И тут отец Тирзы рассмеялся, впервые он по-настоящему расхохотался над этим парнем.
Он переложил пилу из левой руки в правую.
— А что вы будете делать в Африке? — спросил он. — Спать на разных кроватях? Бронировать разные хостелы? За кого ты меня принимаешь?
— Нет, конечно нет. Но это ведь ваш дом, тут другое дело. Наверное.
— Этот дом принадлежит мне настолько же, насколько и Тирзе. Так что, если она не возражает против того, чтобы делить с тобой комнату и постель, я тоже возражать не буду.
Атта посмотрел на яблоню.
— У вас хорошо получается, — сказал он. — Я про то, как вы здорово обрезаете ветки.
— У моих родителей была скобяная лавка, магазин инструментов. — Хофмейстер до сих пор не мог произнести это без легкого чувства стыда. Магазин инструментов. Но это многое объясняло. Он рано научился с ними управляться.

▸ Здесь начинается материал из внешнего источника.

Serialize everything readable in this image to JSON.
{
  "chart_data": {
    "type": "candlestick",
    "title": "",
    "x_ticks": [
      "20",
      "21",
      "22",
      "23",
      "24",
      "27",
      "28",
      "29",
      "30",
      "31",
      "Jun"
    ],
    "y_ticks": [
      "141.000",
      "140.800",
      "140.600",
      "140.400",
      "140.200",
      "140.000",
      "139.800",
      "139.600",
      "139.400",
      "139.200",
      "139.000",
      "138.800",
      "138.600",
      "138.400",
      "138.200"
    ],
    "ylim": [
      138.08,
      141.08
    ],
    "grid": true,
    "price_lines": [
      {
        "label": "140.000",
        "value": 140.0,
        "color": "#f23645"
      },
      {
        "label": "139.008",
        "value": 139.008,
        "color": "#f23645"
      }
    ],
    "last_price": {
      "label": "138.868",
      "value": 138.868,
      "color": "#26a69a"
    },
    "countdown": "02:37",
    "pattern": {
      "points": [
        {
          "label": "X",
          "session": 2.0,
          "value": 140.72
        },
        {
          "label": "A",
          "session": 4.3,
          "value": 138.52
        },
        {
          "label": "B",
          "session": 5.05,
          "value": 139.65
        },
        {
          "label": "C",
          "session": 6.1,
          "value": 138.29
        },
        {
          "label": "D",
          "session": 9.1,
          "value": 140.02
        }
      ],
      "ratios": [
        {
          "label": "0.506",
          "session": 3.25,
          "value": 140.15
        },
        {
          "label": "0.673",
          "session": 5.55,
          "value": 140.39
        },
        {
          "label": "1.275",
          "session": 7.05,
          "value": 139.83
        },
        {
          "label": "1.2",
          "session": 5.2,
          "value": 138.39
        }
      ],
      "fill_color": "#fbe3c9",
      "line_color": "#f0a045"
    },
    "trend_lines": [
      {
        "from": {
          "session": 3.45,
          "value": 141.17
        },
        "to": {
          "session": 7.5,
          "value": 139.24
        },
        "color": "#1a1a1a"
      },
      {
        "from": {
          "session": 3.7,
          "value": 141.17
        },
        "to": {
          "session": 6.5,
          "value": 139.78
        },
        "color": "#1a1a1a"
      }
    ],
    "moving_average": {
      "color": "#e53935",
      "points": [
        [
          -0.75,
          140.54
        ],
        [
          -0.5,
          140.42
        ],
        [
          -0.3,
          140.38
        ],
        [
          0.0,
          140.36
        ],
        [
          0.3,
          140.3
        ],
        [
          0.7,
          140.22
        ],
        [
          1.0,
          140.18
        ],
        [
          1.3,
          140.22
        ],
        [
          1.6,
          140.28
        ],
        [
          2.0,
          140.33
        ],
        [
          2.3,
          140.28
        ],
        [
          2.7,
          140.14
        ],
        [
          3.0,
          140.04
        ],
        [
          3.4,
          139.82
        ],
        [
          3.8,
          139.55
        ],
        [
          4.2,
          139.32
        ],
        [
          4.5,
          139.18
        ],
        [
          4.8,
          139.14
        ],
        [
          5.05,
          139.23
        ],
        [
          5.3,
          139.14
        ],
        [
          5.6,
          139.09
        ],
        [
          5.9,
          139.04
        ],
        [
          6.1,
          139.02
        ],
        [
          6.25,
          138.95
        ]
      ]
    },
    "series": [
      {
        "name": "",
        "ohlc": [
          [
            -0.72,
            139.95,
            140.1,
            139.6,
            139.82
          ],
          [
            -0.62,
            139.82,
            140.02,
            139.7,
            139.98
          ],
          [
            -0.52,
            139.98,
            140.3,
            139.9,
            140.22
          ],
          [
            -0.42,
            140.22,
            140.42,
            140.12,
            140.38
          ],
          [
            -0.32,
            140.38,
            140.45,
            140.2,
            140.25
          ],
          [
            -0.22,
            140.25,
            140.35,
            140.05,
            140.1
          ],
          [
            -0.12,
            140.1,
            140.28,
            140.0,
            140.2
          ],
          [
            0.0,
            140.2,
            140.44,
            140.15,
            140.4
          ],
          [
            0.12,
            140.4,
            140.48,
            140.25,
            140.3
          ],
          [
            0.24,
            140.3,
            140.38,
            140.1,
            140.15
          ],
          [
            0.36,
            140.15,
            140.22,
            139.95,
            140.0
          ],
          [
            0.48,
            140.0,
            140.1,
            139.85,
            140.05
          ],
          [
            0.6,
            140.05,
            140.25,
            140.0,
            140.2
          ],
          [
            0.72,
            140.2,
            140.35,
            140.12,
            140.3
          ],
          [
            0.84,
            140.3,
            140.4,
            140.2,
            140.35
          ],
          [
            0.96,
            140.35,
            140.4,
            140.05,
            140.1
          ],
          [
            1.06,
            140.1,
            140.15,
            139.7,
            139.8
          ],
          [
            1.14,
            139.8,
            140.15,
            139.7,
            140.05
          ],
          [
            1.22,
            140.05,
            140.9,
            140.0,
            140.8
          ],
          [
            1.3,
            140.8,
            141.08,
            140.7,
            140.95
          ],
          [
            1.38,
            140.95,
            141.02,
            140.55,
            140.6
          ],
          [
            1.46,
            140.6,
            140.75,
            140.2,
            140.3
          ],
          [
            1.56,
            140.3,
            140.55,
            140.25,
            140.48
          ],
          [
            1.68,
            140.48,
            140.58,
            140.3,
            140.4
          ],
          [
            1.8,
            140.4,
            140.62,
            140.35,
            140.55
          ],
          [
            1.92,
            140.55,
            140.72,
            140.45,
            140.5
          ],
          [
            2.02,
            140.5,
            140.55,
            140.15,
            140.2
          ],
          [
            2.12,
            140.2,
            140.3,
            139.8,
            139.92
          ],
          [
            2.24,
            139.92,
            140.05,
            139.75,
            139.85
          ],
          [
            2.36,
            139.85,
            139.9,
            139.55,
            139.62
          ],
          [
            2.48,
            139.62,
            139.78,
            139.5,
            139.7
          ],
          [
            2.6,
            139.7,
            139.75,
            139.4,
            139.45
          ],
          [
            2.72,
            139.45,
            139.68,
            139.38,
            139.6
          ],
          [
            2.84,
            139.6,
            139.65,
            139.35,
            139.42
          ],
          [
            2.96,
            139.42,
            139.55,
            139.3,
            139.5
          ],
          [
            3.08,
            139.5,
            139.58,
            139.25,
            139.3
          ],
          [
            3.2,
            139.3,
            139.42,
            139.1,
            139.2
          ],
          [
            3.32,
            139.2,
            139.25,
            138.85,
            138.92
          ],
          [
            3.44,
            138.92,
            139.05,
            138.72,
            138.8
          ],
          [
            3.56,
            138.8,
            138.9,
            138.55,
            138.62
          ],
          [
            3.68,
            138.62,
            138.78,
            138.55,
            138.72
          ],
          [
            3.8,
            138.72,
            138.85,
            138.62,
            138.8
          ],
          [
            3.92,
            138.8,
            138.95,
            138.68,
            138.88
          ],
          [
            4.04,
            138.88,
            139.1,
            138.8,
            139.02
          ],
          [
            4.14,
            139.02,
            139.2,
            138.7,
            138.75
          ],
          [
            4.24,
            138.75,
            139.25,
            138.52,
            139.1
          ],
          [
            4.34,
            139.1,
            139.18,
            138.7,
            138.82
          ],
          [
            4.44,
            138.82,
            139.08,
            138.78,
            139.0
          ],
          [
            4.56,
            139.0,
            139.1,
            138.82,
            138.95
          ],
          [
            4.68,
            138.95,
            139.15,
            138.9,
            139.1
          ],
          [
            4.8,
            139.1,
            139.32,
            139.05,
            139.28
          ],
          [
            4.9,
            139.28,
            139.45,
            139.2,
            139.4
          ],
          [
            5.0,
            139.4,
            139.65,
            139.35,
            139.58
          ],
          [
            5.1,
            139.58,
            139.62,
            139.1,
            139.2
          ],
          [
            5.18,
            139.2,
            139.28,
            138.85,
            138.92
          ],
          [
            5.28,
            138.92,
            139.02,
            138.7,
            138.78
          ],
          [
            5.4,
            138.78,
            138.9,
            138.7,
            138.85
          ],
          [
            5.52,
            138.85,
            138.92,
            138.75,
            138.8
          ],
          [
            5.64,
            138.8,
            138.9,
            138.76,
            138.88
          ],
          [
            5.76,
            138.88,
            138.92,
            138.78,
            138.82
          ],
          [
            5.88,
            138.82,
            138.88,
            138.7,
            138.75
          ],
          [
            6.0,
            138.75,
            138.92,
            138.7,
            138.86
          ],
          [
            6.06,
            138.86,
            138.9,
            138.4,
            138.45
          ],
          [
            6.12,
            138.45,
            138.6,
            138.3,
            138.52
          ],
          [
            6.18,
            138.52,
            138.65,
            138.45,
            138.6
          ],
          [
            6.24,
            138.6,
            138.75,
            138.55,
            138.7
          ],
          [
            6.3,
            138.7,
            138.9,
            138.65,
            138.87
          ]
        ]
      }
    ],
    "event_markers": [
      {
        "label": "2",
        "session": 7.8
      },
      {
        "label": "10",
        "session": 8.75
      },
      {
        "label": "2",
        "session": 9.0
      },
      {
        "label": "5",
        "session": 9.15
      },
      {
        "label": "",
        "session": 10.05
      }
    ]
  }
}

— Да, Тирза мне что-то рассказывала. Но как бы то ни было, я просто хотел спросить, мои родители тоже…
— Да? Что они тоже?
Хофмейстер уставился на него. Молодой человек Тирзы. Мужчина, которого он считал не просто слишком взрослым для своей дочери, но и крайне неприятным типом. Неприятным в этой его вежливости, в его присутствии, неприятным с первого взгляда.
«Ни один мужчина не будет для тебя достаточно хорош, чтобы встречаться с Тирзой», — сказала его супруга. Но это было не так. Это была его интуиция.

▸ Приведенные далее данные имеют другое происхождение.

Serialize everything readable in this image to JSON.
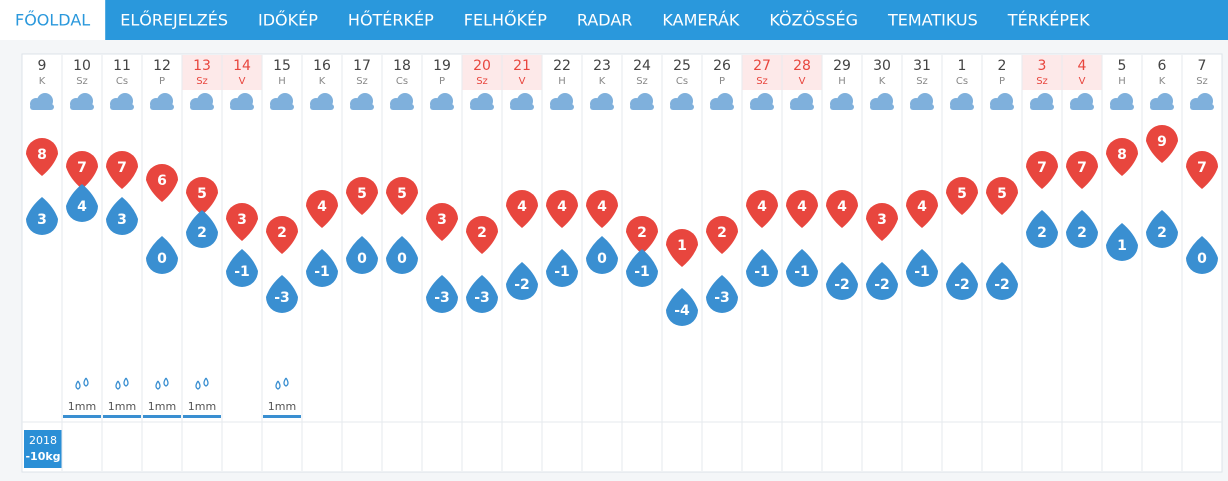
{
  "nav": [
    "FŐOLDAL",
    "ELŐREJELZÉS",
    "IDŐKÉP",
    "HŐTÉRKÉP",
    "FELHŐKÉP",
    "RADAR",
    "KAMERÁK",
    "KÖZÖSSÉG",
    "TEMATIKUS",
    "TÉRKÉPEK"
  ],
  "days": [
    {
      "day": "9",
      "weekday": "K",
      "max": 8,
      "min": 3
    },
    {
      "day": "10",
      "weekday": "Sz",
      "max": 7,
      "min": 4,
      "precip": "1mm"
    },
    {
      "day": "11",
      "weekday": "Cs",
      "max": 7,
      "min": 3,
      "precip": "1mm"
    },
    {
      "day": "12",
      "weekday": "P",
      "max": 6,
      "min": 0,
      "precip": "1mm"
    },
    {
      "day": "13",
      "weekday": "Sz",
      "weekend": true,
      "max": 5,
      "min": 2,
      "precip": "1mm"
    },
    {
      "day": "14",
      "weekday": "V",
      "weekend": true,
      "max": 3,
      "min": -1
    },
    {
      "day": "15",
      "weekday": "H",
      "max": 2,
      "min": -3,
      "precip": "1mm"
    },
    {
      "day": "16",
      "weekday": "K",
      "max": 4,
      "min": -1
    },
    {
      "day": "17",
      "weekday": "Sz",
      "max": 5,
      "min": 0
    },
    {
      "day": "18",
      "weekday": "Cs",
      "max": 5,
      "min": 0
    },
    {
      "day": "19",
      "weekday": "P",
      "max": 3,
      "min": -3
    },
    {
      "day": "20",
      "weekday": "Sz",
      "weekend": true,
      "max": 2,
      "min": -3
    },
    {
      "day": "21",
      "weekday": "V",
      "weekend": true,
      "max": 4,
      "min": -2
    },
    {
      "day": "22",
      "weekday": "H",
      "max": 4,
      "min": -1
    },
    {
      "day": "23",
      "weekday": "K",
      "max": 4,
      "min": 0
    },
    {
      "day": "24",
      "weekday": "Sz",
      "max": 2,
      "min": -1
    },
    {
      "day": "25",
      "weekday": "Cs",
      "max": 1,
      "min": -4
    },
    {
      "day": "26",
      "weekday": "P",
      "max": 2,
      "min": -3
    },
    {
      "day": "27",
      "weekday": "Sz",
      "weekend": true,
      "max": 4,
      "min": -1
    },
    {
      "day": "28",
      "weekday": "V",
      "weekend": true,
      "max": 4,
      "min": -1
    },
    {
      "day": "29",
      "weekday": "H",
      "max": 4,
      "min": -2
    },
    {
      "day": "30",
      "weekday": "K",
      "max": 3,
      "min": -2
    },
    {
      "day": "31",
      "weekday": "Sz",
      "max": 4,
      "min": -1
    },
    {
      "day": "1",
      "weekday": "Cs",
      "max": 5,
      "min": -2
    },
    {
      "day": "2",
      "weekday": "P",
      "max": 5,
      "min": -2
    },
    {
      "day": "3",
      "weekday": "Sz",
      "weekend": true,
      "max": 7,
      "min": 2
    },
    {
      "day": "4",
      "weekday": "V",
      "weekend": true,
      "max": 7,
      "min": 2
    },
    {
      "day": "5",
      "weekday": "H",
      "max": 8,
      "min": 1
    },
    {
      "day": "6",
      "weekday": "K",
      "max": 9,
      "min": 2
    },
    {
      "day": "7",
      "weekday": "Sz",
      "max": 7,
      "min": 0
    }
  ],
  "badge": {
    "year": "2018",
    "text": "-10kg"
  }
}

— Мои родители тоже очень консервативны.
— Я не консерватор, — сказал Хофмейстер. — Я реалист и практик. Они верующие?
— Мои родители? Да, это так.
— Это так, — повторил Хофмейстер.
Молодой человек остался в растерянности, а Хофмейстер снова взобрался наверх и продолжил обрезать ветки. Когда через пять минут Атта никуда не ушел, он опять спустился и спросил:
— Хочешь попробовать?
— Что?
— Пилить ветки. Работать в саду.
Атта улыбнулся:
— Я никогда не пробовал.
— У твоих родителей нет сада?
— У них балкон.
Хофмейстер вытер тыльной стороной ладони рот, подбородок, щеки:
— Вот как. Ну, социальная квартира с балконом тоже может быть вполне приличным местом. Так что, попробуешь?
Атта явно замялся.
— Ты же едешь в Африку! Вы поедете в джунгли? Так подумаешь, маленькое деревце в Бетюве. Давай, начни вон с той, самой тонкой.

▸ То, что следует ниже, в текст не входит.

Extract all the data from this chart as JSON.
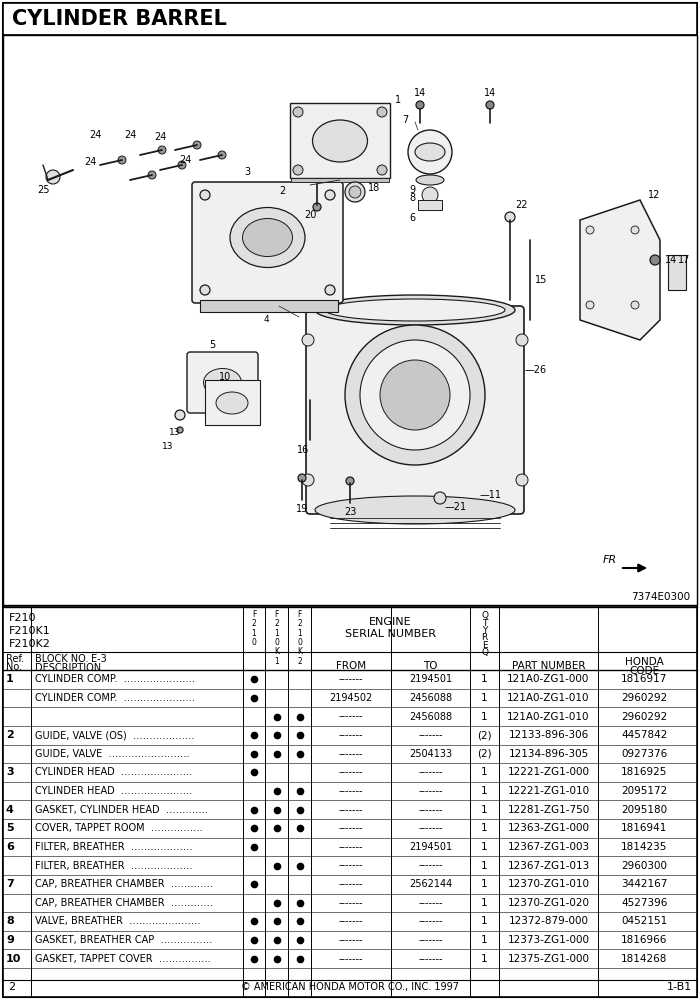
{
  "title": "CYLINDER BARREL",
  "diagram_ref": "7374E0300",
  "page_left": "2",
  "page_right": "1-B1",
  "copyright": "© AMERICAN HONDA MOTOR CO., INC. 1997",
  "models": [
    "F210",
    "F210K1",
    "F210K2"
  ],
  "block_no": "E-3",
  "parts": [
    {
      "ref": "1",
      "desc": "CYLINDER COMP.  ………………….",
      "f0": true,
      "fk1": false,
      "fk2": false,
      "from": "-------",
      "to": "2194501",
      "qty": "1",
      "part": "121A0-ZG1-000",
      "code": "1816917"
    },
    {
      "ref": "",
      "desc": "CYLINDER COMP.  ………………….",
      "f0": true,
      "fk1": false,
      "fk2": false,
      "from": "2194502",
      "to": "2456088",
      "qty": "1",
      "part": "121A0-ZG1-010",
      "code": "2960292"
    },
    {
      "ref": "",
      "desc": "",
      "f0": false,
      "fk1": true,
      "fk2": true,
      "from": "-------",
      "to": "2456088",
      "qty": "1",
      "part": "121A0-ZG1-010",
      "code": "2960292"
    },
    {
      "ref": "2",
      "desc": "GUIDE, VALVE (OS)  ……………….",
      "f0": true,
      "fk1": true,
      "fk2": true,
      "from": "-------",
      "to": "-------",
      "qty": "(2)",
      "part": "12133-896-306",
      "code": "4457842"
    },
    {
      "ref": "",
      "desc": "GUIDE, VALVE  …………………….",
      "f0": true,
      "fk1": true,
      "fk2": true,
      "from": "-------",
      "to": "2504133",
      "qty": "(2)",
      "part": "12134-896-305",
      "code": "0927376"
    },
    {
      "ref": "3",
      "desc": "CYLINDER HEAD  ………………….",
      "f0": true,
      "fk1": false,
      "fk2": false,
      "from": "-------",
      "to": "-------",
      "qty": "1",
      "part": "12221-ZG1-000",
      "code": "1816925"
    },
    {
      "ref": "",
      "desc": "CYLINDER HEAD  ………………….",
      "f0": false,
      "fk1": true,
      "fk2": true,
      "from": "-------",
      "to": "-------",
      "qty": "1",
      "part": "12221-ZG1-010",
      "code": "2095172"
    },
    {
      "ref": "4",
      "desc": "GASKET, CYLINDER HEAD  ………….",
      "f0": true,
      "fk1": true,
      "fk2": true,
      "from": "-------",
      "to": "-------",
      "qty": "1",
      "part": "12281-ZG1-750",
      "code": "2095180"
    },
    {
      "ref": "5",
      "desc": "COVER, TAPPET ROOM  …………….",
      "f0": true,
      "fk1": true,
      "fk2": true,
      "from": "-------",
      "to": "-------",
      "qty": "1",
      "part": "12363-ZG1-000",
      "code": "1816941"
    },
    {
      "ref": "6",
      "desc": "FILTER, BREATHER  ……………….",
      "f0": true,
      "fk1": false,
      "fk2": false,
      "from": "-------",
      "to": "2194501",
      "qty": "1",
      "part": "12367-ZG1-003",
      "code": "1814235"
    },
    {
      "ref": "",
      "desc": "FILTER, BREATHER  ……………….",
      "f0": false,
      "fk1": true,
      "fk2": true,
      "from": "-------",
      "to": "-------",
      "qty": "1",
      "part": "12367-ZG1-013",
      "code": "2960300"
    },
    {
      "ref": "7",
      "desc": "CAP, BREATHER CHAMBER  ………….",
      "f0": true,
      "fk1": false,
      "fk2": false,
      "from": "-------",
      "to": "2562144",
      "qty": "1",
      "part": "12370-ZG1-010",
      "code": "3442167"
    },
    {
      "ref": "",
      "desc": "CAP, BREATHER CHAMBER  ………….",
      "f0": false,
      "fk1": true,
      "fk2": true,
      "from": "-------",
      "to": "-------",
      "qty": "1",
      "part": "12370-ZG1-020",
      "code": "4527396"
    },
    {
      "ref": "8",
      "desc": "VALVE, BREATHER  ………………….",
      "f0": true,
      "fk1": true,
      "fk2": true,
      "from": "-------",
      "to": "-------",
      "qty": "1",
      "part": "12372-879-000",
      "code": "0452151"
    },
    {
      "ref": "9",
      "desc": "GASKET, BREATHER CAP  …………….",
      "f0": true,
      "fk1": true,
      "fk2": true,
      "from": "-------",
      "to": "-------",
      "qty": "1",
      "part": "12373-ZG1-000",
      "code": "1816966"
    },
    {
      "ref": "10",
      "desc": "GASKET, TAPPET COVER  …………….",
      "f0": true,
      "fk1": true,
      "fk2": true,
      "from": "-------",
      "to": "-------",
      "qty": "1",
      "part": "12375-ZG1-000",
      "code": "1814268"
    }
  ],
  "bg_color": "#ffffff",
  "border_color": "#000000"
}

Хофмейстер показал наверх, на ветку, которую спокойно можно было и оставить. Она была не настолько сухой.
Атта помешкал, но все-таки взял пилу.
Она оказалась явно тяжелее, чем он думал. Это было очевидно. Но каждый, кто хоть раз брал в руки бензопилу, поначалу должен был привыкнуть к ее весу. С инструментом, как с человеком, нужно сближаться постепенно, привыкая друг к другу. Чем лучше друг друга знаешь, тем больше можно получить.
Хофмейстер показал, как заводить пилу. Как выключать. Где кнопка блокировки. Как правильно держать инструмент.
— Это «Штиль-MS 170», — гордо сказал Хофмейстер, — в своей линейке самая лучшая бензопила.
Молодой человек неловко поднялся по лестнице. Он добрался до самого верха и крикнул вниз:
— Вы уверены, что это хорошая идея, господин Хофмейстер?
— Это просто отличная идея. Если у тебя один раз получится, потом сможешь всю жизнь получать удовольствие от такой работы. «Штиль-MS 170» очень безопасная пила, не бойся.
Отец Тирзы еще раз показал, какую ветку спилить.
— Не бойся! — крикнул он. — Просто думай головой.
Безопасная пила, так ему сказали в магазине, где он ее покупал. Намного безопаснее электрической со шнуром и проще в использовании.
Молодой человек Тирзы стоял на лестнице и пилил ветку. Через пару минут она оказалась на земле. Она была совсем тонкой.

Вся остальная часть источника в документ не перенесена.